Zusätzliche Dynamik entsteht durch Buhls Verwendung von Effektlack, der eine eigenwillige optische Wirkung erzeugt ( es ist sicherlich kein Zufall, dass Effektlack vorwiegend in der Autoindustrie Verwendung findet – dort also, wo es häufig auf Geschwindigkeit und Dynamik ankommt, wo die Zukunft wichtiger ist als die Gegenwart). Die spiegelnden, glitzernden Oberflächen reflektieren das Licht und teilweise auch ihre Umgebung. Für den Betrachter scheint sich die Farbigkeit je nach seinem eigenen Standpunkt kontinuierlich zu verändern. Durch den Speziallack
scheinen die biomorphen Gebilde zu fließen und sich ständig zu wandeln. Doch paradoxer weise setzen sich Buhls Werke gleichzeitig durch den Effektlack vom Organischen ab, denn auch wenn sie hier und da in der Natur vorkommt – beispielsweise bei bestimmten Gattungen von Schmetterlingen und Käfern, aber auch bei manchen exotischen Fischen –, weckt die metallisch schimmernde Farbigkeit im Zusammenklang mit der Formgebung eher Assoziationen zu Hightech und ScienceFiction. Wenn sie überhaupt von dieser Erde sind, dann handelt es sich um eine zukünftige Erde, die noch nicht als solche existiert. Auch sie ist also noch im Werden.
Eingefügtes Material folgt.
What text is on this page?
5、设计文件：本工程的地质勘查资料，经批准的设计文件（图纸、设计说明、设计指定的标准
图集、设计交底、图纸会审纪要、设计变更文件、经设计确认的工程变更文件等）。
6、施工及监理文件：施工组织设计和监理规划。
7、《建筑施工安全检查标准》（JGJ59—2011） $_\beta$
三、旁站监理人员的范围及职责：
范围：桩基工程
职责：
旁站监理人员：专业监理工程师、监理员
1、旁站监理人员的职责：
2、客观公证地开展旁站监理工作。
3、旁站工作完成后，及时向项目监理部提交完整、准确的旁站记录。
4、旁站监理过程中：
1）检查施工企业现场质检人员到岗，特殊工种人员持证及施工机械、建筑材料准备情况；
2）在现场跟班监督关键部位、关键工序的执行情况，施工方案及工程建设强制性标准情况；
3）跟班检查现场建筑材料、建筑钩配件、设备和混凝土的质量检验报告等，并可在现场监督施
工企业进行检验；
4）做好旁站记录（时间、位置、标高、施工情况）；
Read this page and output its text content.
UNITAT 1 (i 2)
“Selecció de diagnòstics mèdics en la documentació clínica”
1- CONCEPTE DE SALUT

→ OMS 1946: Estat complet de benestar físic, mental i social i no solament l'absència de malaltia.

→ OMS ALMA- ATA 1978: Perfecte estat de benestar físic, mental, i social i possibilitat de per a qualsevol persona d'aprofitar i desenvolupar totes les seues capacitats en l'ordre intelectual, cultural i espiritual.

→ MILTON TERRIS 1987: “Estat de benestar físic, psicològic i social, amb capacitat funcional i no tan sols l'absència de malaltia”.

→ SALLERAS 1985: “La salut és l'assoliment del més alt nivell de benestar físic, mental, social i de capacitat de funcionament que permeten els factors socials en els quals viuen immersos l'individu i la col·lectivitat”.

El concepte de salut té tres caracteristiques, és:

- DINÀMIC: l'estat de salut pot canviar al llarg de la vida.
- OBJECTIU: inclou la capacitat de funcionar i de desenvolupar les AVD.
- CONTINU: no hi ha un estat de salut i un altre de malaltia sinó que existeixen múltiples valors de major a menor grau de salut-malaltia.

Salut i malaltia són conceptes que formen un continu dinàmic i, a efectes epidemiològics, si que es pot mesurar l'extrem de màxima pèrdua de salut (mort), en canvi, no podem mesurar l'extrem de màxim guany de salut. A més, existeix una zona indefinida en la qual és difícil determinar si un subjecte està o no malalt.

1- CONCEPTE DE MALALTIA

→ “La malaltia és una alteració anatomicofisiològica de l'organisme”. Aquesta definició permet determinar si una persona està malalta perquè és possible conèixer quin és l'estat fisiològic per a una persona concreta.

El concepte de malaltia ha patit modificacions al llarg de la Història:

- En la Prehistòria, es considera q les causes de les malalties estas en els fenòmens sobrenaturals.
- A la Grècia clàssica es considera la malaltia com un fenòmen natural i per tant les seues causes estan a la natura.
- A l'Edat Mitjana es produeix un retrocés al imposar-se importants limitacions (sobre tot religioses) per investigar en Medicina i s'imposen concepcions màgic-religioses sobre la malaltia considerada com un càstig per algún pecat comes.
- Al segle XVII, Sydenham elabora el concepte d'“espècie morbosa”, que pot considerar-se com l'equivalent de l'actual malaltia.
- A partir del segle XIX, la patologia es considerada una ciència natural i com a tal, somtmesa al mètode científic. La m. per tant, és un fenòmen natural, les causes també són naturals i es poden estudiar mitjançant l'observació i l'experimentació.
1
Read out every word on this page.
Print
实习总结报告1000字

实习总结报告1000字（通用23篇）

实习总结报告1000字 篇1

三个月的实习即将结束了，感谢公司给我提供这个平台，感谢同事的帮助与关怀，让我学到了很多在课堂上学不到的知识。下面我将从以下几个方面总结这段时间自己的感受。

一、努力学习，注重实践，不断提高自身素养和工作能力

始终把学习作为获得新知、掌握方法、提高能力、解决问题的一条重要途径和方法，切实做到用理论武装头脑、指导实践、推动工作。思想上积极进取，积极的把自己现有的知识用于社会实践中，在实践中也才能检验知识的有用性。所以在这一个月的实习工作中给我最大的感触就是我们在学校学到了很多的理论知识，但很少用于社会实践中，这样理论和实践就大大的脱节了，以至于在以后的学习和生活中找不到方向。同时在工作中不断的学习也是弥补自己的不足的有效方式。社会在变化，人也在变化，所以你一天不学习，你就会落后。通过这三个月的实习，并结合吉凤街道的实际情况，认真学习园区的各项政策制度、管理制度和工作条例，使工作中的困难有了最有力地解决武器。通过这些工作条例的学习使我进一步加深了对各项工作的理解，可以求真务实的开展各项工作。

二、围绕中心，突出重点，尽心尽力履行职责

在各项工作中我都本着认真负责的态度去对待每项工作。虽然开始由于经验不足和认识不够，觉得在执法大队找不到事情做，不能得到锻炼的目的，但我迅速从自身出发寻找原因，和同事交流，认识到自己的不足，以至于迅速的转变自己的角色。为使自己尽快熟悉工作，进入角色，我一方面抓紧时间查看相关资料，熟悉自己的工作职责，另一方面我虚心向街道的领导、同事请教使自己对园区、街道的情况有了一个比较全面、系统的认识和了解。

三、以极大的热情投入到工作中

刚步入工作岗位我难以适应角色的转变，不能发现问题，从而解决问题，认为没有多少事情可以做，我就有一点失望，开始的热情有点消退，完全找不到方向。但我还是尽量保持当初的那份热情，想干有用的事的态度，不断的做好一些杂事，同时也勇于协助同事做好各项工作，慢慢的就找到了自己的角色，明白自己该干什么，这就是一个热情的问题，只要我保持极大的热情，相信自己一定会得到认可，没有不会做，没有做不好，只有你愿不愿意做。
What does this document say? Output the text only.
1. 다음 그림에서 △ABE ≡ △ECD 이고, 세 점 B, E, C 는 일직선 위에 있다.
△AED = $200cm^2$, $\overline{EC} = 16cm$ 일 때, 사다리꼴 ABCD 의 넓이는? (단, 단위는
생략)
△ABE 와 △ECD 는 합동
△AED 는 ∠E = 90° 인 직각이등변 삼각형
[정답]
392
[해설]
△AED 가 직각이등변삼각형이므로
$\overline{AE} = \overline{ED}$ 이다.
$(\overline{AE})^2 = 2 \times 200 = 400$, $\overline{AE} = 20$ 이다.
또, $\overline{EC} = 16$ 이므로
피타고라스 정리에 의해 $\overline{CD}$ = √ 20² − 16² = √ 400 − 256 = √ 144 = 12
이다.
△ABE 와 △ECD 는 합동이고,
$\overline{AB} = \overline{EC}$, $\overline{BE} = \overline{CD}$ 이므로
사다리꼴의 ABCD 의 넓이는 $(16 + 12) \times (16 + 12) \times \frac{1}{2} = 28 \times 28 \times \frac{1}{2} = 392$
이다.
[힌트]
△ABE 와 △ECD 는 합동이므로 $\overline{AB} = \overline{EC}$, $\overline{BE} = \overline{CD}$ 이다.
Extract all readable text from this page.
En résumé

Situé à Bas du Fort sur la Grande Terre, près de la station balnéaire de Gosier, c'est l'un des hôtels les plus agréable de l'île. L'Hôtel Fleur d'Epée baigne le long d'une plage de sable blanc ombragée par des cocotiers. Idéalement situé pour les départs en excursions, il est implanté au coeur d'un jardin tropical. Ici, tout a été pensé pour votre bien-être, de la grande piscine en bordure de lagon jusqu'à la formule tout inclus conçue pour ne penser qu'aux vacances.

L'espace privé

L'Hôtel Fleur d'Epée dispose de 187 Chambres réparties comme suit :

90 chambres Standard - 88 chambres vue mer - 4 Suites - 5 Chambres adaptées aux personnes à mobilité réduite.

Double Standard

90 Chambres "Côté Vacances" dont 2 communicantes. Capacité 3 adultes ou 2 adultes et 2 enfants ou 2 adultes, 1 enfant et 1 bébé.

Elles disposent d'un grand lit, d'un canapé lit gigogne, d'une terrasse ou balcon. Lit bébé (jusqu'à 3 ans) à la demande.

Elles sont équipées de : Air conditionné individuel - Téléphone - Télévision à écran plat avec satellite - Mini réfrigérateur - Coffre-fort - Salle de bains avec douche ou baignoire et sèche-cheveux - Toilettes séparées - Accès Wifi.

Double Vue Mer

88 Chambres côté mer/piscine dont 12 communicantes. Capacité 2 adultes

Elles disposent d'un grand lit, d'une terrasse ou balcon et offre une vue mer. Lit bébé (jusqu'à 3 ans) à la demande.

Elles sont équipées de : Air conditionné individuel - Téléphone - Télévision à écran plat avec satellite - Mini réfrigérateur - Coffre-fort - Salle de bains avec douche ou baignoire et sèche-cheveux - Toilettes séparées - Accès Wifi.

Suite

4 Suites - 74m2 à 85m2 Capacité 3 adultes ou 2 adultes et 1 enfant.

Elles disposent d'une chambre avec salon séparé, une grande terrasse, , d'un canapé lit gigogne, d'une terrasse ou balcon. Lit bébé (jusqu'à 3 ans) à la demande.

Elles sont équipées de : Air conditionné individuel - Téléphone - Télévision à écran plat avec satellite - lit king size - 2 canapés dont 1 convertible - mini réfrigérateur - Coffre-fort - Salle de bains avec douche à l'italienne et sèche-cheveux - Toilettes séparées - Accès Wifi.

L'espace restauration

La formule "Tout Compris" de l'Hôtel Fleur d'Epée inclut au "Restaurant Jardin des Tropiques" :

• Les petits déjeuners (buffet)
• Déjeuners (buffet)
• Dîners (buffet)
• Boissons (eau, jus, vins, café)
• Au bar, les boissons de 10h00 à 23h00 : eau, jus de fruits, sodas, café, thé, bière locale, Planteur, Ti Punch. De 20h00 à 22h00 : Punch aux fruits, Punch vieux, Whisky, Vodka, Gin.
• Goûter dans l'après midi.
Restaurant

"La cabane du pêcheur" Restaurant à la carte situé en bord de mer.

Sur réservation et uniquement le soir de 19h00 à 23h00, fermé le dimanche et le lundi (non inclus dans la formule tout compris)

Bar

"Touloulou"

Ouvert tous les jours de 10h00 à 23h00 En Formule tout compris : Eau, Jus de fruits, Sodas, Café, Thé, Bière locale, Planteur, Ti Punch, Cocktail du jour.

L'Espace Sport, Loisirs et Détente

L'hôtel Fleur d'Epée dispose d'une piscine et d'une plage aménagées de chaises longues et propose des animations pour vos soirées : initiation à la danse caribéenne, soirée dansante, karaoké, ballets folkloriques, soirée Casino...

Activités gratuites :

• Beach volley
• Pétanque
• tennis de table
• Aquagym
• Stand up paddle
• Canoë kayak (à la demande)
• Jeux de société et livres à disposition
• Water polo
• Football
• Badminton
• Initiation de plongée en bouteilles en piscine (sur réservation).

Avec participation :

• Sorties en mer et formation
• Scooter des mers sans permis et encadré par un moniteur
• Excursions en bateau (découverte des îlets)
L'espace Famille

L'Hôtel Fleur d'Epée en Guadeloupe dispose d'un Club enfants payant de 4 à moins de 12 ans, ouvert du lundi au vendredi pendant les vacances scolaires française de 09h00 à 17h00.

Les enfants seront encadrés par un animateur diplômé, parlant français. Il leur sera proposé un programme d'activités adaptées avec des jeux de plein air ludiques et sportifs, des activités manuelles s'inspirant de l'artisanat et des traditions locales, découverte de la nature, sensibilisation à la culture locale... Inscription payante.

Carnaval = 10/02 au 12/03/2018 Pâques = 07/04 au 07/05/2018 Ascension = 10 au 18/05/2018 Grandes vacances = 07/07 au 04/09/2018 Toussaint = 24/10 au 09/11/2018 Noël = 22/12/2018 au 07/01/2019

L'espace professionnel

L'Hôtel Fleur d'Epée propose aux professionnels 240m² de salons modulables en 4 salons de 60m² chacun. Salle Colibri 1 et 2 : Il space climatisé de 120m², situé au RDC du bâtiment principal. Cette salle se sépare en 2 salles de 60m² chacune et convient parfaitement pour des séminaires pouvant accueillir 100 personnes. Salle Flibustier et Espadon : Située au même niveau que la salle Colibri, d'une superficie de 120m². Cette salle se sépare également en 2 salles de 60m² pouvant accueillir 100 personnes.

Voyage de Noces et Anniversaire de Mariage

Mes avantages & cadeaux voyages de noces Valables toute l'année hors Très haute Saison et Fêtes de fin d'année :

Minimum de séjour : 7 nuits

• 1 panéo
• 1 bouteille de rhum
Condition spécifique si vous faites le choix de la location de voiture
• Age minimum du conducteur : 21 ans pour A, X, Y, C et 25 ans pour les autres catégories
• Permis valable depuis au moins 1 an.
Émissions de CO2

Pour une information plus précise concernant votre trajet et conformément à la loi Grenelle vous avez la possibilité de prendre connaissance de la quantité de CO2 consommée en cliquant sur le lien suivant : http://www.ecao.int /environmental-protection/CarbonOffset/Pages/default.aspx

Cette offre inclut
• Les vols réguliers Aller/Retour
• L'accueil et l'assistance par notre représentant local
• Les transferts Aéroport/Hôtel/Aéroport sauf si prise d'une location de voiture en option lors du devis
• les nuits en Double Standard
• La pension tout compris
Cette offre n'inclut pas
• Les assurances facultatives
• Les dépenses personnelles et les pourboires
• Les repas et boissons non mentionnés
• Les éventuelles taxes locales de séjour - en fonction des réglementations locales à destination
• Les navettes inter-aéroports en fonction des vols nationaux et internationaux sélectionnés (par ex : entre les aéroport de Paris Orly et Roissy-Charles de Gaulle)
Gelegentlich wirken die glitzernden Oberflächen der Plastiken von Ulrike Buhl brüchig – wenn die Oberflächen nicht so fließend anmuten würden, könnte man fast meinen, sie wären spröde. Durch diese »Makel« in den sonst so perfekten Oberflächen wird der prozesshafte Charakter der Werke weiter betont. Risse, Spalten und Lücken sind vielleicht als Zeugnisse der noch stattfindenden Metamorphose der künstlichen Geschöpfe zu verstehen; so also ob sie im Begriff wären, sich zu häuten. Sie scheinen förm lich aus sich selbst heraus zu platzen.
Alles ist im Fluss – und doch bleibt etwas. Es sind die ihnen innewohnenden Widersprüche, die Buhls Plastiken so überaus faszinierend machen. Mikrokosmos und Makrokosmos, Kunst und Wissenschaft bzw. Technologie, Urwesen und Kreaturen aus der entfernten Zukunft, halb Organismus und halb Hightech. Sie befinden sich in einem unaufhörlichen Zustand des Werdens, und doch sind sie vollendet. Aber genau das macht sie aus – und genau das bestätigt ihre enge Verwandtschaft mit der Heraklitischen Lehre, die eine Einheit aller Dinge – also auch der Widersprüche und des Unerklärlichen – postuliert. Aus allem eins und aus einem alles. Man darf auf die weitere Entwicklung der Buhlschen Kosmogonie gespannt sein.